In den Kirchen-Rechnungen, die von 1578 an erhalten sind, wurden nur Einnahmen und Ausgaben verzeichnet. Manchmal enthalten die Eintragungen aber Hinweise, die für Halvers Ortsgeschichte von Bedeutung sind. Die Kirmes, die hier 1644 zum ersten Male erwähnt wird, hat es sicher schon seit langem gegeben. Da sie den großen Krieg überstanden hat, in dem Halver schwer gelitten hat, muss sie wohl fest in der Bevölkerung verwurzelt gewesen sein.
Wahrscheinlich war mit der Kirmes schon immer ein Markt verbunden. Das Wort "Markt" steh erstmalig in der Abrechnung von 1652/53, als ein zwirschen Kirche und dem westlich davon gelegenen Platze stehender Baum gefällt und verkauft wurde:
"Noch für die Eschen auffm Kirchhoffe gegen das Markt, weill man geforchtet, das selbe einsmal durch Sturmwindt umfallen und an der Kirchen Schaden thun möchte, verkauft und ich (der buchführende Kirchmeister) empfangen 1 1/4 Rthler (Reichstaler)"
Es gab damals auch eine Kirmes bei der Kapelle in Edelkirchen. E. Dresbach schreibt, daß dort alljählrich am Himmelfahrtstage ein Markt abgehalten wurde. (*2) Im Jahre 1776 hat der Kirchmeister Paul Schmidt zu Hedfelde "auf Herrn Pastors Geheiß auf der Edelkircher Kirmeß einem armen Mann 15 Stüber" gegeben, die er sich aus der Armenkasse erstatten ließ. (*3)
Erst im Jahre 1739 gibt es wieder eine Erwähnung des Marktes. (*4) Pastor Eckstein schrieb am 01. Juni dieses Jahres folgende Zahlungsanweisung:
"Des Johann Hermann Böckers Sohn, Johann Peter, wovon die Wittwe im Kellerhaus allhier wohnet, ist vorm Jahr vinder (unleserlich) 35 Stüber zu einer Bibel gegeben worden, mit Versprechen, daß man das übrige ihm hernach assignieren wollte. Weil er nun seitdem keine Gelegenheit zu kaufen gehabt, heute aber hier Markt (ist), und Bibeln zu haben sind, als kann der Kirchmeister Joh. Heinrich Eichholtz noch 9 Stüber dazu schicken, so will (ich) solche Bibel besorgen."
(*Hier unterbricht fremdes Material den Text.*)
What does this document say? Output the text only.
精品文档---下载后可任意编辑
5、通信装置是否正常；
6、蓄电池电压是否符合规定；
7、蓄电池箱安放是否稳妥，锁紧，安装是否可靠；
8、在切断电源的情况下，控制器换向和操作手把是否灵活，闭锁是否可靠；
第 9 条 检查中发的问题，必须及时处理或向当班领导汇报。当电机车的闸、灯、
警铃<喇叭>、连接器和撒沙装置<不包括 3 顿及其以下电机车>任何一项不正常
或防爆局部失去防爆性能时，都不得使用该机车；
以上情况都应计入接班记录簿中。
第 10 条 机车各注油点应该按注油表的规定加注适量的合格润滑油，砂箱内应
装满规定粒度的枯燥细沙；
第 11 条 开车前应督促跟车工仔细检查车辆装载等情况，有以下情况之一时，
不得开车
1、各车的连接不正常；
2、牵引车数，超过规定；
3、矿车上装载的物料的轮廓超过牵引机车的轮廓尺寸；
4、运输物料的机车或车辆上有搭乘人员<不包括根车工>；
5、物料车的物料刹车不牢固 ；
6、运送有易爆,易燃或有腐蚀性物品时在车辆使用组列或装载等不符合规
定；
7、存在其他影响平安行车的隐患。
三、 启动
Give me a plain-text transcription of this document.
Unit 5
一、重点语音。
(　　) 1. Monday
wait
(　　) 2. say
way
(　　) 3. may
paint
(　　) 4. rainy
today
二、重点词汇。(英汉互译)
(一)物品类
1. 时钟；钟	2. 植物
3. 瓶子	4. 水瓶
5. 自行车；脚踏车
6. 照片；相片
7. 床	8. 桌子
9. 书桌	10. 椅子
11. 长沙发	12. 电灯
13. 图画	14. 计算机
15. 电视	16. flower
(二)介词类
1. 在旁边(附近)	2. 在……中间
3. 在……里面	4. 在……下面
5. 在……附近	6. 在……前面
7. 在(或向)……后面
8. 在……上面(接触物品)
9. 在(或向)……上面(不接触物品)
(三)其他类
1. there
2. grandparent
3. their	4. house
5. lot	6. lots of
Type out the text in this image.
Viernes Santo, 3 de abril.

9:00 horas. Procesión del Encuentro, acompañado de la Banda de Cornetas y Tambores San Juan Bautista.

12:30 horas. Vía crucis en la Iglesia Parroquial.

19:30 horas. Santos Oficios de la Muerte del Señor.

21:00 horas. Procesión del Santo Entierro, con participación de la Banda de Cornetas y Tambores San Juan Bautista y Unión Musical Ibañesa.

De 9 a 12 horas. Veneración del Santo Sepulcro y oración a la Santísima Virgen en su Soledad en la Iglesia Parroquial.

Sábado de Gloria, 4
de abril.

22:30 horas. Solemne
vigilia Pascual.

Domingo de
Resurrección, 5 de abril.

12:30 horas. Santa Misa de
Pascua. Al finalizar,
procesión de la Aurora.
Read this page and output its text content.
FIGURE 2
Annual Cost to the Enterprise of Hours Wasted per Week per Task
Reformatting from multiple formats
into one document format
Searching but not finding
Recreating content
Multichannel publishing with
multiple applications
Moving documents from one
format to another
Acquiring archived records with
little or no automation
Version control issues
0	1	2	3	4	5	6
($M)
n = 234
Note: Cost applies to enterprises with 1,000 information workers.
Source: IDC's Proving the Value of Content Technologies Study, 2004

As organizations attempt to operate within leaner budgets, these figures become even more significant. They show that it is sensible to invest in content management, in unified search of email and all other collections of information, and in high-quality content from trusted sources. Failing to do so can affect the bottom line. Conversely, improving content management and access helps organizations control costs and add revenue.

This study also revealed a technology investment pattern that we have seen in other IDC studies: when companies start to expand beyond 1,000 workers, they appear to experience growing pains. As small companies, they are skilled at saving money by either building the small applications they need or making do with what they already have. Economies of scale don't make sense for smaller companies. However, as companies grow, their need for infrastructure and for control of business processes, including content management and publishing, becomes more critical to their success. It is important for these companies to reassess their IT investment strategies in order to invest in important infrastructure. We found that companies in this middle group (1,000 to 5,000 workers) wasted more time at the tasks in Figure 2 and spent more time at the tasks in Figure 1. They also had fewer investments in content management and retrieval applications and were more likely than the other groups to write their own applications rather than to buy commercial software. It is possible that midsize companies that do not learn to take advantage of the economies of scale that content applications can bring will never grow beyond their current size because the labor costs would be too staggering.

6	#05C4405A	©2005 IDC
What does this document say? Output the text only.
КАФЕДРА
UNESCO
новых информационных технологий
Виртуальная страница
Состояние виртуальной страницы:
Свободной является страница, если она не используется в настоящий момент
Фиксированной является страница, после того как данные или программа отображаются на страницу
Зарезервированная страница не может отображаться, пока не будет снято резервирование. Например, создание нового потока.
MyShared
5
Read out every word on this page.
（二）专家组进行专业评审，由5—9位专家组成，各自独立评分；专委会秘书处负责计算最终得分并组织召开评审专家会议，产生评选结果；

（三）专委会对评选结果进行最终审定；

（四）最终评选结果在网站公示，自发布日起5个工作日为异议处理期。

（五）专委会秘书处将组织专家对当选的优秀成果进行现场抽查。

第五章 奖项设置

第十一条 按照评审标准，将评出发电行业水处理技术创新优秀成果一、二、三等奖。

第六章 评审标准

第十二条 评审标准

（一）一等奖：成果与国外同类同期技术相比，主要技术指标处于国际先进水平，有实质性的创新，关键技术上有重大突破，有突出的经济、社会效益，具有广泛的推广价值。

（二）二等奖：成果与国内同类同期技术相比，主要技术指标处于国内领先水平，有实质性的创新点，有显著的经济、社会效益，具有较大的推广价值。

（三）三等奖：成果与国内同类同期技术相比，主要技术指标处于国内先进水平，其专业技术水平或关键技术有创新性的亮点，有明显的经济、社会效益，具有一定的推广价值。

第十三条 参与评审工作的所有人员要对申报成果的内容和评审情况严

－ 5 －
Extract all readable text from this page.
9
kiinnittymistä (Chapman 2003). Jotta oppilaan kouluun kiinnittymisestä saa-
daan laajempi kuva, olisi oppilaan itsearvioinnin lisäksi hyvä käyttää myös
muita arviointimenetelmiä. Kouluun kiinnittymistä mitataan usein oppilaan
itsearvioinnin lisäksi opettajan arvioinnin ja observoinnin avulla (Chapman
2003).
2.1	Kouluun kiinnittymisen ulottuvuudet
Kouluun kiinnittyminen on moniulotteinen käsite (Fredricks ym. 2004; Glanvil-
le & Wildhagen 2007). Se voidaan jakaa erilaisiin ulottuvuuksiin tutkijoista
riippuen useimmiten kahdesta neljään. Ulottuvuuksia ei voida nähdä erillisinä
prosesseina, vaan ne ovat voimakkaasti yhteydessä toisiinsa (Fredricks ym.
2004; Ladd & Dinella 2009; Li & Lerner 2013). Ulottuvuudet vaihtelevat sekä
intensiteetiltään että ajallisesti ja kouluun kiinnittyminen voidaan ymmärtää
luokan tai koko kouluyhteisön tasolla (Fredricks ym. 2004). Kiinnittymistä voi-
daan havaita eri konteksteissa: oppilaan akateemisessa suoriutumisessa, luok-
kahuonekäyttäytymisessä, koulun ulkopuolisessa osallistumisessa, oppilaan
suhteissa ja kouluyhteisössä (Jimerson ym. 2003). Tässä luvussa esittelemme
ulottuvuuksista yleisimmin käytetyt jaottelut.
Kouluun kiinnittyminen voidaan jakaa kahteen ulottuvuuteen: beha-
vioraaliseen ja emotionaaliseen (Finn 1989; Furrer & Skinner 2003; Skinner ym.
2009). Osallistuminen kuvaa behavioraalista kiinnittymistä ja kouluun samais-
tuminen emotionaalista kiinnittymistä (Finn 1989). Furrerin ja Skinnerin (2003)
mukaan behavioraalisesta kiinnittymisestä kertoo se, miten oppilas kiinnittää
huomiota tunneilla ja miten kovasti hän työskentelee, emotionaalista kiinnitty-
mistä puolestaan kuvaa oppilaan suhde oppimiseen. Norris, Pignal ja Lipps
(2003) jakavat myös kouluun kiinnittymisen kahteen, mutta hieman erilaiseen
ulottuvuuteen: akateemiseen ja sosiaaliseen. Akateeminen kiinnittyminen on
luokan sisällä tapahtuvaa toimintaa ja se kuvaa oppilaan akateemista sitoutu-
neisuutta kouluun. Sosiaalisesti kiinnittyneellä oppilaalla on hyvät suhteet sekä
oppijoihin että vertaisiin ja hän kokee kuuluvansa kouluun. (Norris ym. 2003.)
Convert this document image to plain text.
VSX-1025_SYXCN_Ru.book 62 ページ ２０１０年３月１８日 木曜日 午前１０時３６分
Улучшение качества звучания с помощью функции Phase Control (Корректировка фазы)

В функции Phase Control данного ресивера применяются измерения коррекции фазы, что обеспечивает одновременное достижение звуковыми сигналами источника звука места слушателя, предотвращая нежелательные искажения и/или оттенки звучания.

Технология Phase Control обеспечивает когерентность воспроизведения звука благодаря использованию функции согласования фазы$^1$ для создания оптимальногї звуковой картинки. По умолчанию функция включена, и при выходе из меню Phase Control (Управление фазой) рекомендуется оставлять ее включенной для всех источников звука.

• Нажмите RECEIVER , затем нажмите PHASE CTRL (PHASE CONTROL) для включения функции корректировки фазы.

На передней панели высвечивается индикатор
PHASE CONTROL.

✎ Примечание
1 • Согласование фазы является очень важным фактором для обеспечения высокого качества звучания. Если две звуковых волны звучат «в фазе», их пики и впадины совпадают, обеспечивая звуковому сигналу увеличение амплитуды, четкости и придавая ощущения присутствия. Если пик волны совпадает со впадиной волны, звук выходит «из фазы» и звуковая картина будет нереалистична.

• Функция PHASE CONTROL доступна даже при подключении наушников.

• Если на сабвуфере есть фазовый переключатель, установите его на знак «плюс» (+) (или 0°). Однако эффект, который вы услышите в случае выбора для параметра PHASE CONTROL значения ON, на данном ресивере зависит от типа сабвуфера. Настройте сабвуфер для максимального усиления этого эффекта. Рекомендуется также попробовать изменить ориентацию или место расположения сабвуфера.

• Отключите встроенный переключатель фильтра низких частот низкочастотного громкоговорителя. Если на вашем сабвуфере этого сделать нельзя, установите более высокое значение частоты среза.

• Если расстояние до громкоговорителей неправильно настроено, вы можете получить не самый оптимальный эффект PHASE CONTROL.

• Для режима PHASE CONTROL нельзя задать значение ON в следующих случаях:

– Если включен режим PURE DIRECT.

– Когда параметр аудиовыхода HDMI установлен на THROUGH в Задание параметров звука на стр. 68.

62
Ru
E. Dresbach schreibt am Ende des 19. Jahrhunderts in seiner Chronik, daß man bei Gelegenheit der Kirmes "Sachen für die Haushaltung" kaufen konnte, die es sonst in Halver nicht gab, "z.B. Solinger Messer und Gabeln, zinnerne Kannen, Näpfe, Siebe, Tasse, Hecheln usw." (*5) Ähnlich wird das Angebot auch 1739 und früher gewesen sein.
Nach Dresbach war die Kirmes aber auch ein "Hauptvergnügen für Jung und Alt". Für die Kleinen gab es Spielzeug, Süßigkeiten und Karussellfahrten. Carl Brocksieper aus Erlen, geboren 1809, schreibt in seiner gereimten Lebensgeschichte:
"Im neuen Kleidchen, mädchenhaft geschürzet,
trug mich die Mutter mit, als Jahrmarkt war.
Noch seh im Geist ich Kirmes, Kleidchens Blümchen,
nebst Flötepfeife, die mir schenkt ein Mühmchen."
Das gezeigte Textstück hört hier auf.